# The Horseman (Home Depot Skeletons Makeover)



## Sytnathotep

So here is the pics promised from my Horse skellie 'Sytnathotepificaton' thread. 
And as usual, more pics and stuff on my webpage! Thanks everyone for lookin!


----------



## RoxyBlue

You did a fantastic job, Syt! This is one hellaciously eerie pair, and so beautiful.


----------



## Sytnathotep

RoxyBlue said:


> You did a fantastic job, Syt! This is one hellaciously eerie pair, and so beautiful.

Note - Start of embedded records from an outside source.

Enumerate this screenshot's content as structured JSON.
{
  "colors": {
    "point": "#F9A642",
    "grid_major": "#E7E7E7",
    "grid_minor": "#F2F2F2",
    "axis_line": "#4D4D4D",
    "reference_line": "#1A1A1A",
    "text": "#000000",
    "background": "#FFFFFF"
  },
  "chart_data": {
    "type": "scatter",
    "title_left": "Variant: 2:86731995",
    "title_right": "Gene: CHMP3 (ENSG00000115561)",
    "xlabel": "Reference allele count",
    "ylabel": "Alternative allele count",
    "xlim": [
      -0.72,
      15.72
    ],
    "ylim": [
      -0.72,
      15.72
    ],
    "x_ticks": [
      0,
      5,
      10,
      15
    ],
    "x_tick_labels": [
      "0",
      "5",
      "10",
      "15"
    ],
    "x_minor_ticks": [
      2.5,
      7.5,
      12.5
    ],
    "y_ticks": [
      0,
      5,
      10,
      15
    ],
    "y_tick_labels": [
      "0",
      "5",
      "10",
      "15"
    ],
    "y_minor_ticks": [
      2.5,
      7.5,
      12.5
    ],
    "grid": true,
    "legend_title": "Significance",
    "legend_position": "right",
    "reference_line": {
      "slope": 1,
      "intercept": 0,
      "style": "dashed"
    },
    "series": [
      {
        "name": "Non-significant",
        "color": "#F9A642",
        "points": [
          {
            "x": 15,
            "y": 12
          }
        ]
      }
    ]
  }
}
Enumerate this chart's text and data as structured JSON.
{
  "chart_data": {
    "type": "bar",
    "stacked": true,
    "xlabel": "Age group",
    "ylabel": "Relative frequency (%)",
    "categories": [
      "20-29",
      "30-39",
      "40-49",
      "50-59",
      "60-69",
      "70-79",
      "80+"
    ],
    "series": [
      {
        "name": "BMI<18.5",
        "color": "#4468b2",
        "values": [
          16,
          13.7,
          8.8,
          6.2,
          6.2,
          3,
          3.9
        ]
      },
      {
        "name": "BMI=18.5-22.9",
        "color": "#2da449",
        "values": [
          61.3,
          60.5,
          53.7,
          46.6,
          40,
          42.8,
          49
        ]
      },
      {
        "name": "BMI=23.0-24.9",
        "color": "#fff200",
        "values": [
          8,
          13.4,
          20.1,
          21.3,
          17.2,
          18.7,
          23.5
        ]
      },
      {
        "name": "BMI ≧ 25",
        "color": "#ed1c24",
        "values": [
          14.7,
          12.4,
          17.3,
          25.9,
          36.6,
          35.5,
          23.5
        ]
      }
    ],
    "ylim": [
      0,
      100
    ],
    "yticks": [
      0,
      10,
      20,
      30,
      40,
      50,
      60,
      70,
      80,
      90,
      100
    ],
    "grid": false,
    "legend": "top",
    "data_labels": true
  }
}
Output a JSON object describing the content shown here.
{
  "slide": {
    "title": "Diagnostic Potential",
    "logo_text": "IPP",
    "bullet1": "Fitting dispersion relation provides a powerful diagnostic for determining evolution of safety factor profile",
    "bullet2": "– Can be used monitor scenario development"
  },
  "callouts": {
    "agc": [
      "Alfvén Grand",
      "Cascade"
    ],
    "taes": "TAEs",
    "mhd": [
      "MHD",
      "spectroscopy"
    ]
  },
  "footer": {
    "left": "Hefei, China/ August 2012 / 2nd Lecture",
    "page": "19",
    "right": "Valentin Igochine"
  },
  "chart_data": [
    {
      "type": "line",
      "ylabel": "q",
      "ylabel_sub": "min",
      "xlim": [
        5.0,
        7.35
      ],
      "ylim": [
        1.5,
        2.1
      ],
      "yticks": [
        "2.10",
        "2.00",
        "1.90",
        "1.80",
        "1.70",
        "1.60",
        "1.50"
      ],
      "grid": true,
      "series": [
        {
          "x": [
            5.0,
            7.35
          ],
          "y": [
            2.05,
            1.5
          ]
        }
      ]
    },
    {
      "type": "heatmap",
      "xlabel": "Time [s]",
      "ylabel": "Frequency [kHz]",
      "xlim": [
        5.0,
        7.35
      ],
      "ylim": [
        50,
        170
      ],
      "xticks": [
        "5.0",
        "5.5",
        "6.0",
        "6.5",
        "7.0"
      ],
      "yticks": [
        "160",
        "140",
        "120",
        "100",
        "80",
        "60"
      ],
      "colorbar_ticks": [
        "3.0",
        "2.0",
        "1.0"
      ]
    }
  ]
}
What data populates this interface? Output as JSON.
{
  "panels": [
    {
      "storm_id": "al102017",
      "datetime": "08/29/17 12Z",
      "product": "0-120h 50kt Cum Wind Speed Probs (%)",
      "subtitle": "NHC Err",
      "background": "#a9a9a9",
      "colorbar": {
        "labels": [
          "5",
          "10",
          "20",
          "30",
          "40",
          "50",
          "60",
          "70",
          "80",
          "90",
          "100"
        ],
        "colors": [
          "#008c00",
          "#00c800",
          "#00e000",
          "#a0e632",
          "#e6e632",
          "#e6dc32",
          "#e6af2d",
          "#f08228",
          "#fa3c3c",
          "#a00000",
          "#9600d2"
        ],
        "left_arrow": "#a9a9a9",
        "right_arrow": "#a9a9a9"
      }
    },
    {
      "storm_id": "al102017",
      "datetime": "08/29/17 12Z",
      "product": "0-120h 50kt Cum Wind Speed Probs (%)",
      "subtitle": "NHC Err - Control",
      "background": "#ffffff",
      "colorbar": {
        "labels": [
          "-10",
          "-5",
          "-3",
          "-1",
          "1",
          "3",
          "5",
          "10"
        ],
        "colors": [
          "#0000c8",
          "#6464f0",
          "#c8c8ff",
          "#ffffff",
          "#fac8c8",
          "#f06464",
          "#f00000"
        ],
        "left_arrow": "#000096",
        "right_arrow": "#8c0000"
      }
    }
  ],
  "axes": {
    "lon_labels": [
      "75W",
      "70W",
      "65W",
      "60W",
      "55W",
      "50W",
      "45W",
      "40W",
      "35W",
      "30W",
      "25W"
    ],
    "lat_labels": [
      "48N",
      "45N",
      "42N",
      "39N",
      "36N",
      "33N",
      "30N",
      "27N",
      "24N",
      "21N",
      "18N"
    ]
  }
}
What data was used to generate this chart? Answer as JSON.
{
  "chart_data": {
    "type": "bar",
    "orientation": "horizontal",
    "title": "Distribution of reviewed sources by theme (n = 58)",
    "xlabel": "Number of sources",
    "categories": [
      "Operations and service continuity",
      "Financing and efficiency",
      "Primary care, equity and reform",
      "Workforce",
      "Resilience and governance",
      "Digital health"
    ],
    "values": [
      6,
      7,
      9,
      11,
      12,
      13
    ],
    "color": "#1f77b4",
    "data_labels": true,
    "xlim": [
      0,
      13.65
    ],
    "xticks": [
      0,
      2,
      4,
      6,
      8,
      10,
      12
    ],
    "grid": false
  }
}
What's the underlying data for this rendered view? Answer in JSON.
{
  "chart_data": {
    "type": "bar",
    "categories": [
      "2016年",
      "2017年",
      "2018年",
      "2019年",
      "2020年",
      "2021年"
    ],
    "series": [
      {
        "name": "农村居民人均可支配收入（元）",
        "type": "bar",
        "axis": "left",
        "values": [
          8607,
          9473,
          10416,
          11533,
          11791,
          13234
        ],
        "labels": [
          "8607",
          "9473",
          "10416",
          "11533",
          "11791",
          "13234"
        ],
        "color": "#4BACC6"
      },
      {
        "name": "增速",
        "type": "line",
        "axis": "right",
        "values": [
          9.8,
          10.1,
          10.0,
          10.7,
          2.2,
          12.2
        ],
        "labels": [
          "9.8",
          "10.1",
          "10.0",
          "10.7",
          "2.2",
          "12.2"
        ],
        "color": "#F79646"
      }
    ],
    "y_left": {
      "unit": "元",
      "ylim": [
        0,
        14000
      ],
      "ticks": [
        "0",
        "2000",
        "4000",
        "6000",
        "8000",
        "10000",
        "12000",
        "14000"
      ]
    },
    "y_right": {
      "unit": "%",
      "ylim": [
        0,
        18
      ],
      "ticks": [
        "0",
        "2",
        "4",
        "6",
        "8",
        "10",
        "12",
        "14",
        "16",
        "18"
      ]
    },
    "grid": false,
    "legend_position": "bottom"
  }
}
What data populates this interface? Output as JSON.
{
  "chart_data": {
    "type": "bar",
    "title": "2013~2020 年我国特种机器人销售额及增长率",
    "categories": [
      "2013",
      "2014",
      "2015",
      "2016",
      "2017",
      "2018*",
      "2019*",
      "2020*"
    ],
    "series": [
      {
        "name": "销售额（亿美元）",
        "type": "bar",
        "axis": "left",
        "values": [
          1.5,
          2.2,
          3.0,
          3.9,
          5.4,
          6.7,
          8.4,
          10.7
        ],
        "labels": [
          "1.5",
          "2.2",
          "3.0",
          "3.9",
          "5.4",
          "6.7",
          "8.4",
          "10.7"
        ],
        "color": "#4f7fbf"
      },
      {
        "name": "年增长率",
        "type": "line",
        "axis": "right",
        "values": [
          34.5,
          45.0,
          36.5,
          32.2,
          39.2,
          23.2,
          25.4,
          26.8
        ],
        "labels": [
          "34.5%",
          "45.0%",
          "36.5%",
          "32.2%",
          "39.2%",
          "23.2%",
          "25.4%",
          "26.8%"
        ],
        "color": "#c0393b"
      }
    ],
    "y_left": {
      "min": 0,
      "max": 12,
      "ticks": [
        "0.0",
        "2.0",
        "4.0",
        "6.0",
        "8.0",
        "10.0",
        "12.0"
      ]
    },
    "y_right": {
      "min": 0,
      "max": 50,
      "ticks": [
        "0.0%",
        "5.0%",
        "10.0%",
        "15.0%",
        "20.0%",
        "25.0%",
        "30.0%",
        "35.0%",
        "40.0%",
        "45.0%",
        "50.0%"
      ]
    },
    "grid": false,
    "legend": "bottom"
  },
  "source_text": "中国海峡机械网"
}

True, but not so much when he's been drinking, like this afternoon! Or the wind blew him off...that's what he'd like for you to believe anyay. :googly:


----------



## RoxyBlue

LMAO, you drunken horseman!

We're already anticipating the same problem since wind is predicted for our area on Halloween. We plan to have a skellie seated on our horse and will make good use of zipties to keep him there. Of course, if the horse blows over, he'll be totally screwed.


----------



## Hairazor

This is great,and the extras like the lantern to light his way!! I may have missed it somewhere but what did you use for the mane?


----------



## Gruenenfelder

Badass! Love it.


----------



## Sytnathotep

Hairazor said:


> This is great,and the extras like the lantern to light his way!! I may have missed it somewhere but what did you use for the mane?


Two Dollar store wigs!

Here is the WIP thread 

Thanks!


----------



## Spooky1

They look amazing. Great job corpsing them.


----------



## jabberwocky

WOW!
That is truly beautiful.
I am tipping my hat to you.
Thank you for sharing.
Robert


----------



## bobzilla

Wonderful!!
Great lighting


----------



## Copchick

I was waiting to see a corpse horse skellie. It looks really cool how you've tweaked him. Nice job!


----------



## punkineater

Spectacularly eerie makeover!


----------



## Pedagog

Looks great, have to admit I like the drunken look.


----------



## Diabolik

This looks perfect. I Love everything about it. You did a fantastic job detailing everything and the choice of LED's and lighting makes it all pop. What did you do with the hand holding the lantern? Did you bend it with heat or did you make new hands? Thanks.


----------



## Rahnefan

Whoa Nelly. Great prop!!!


----------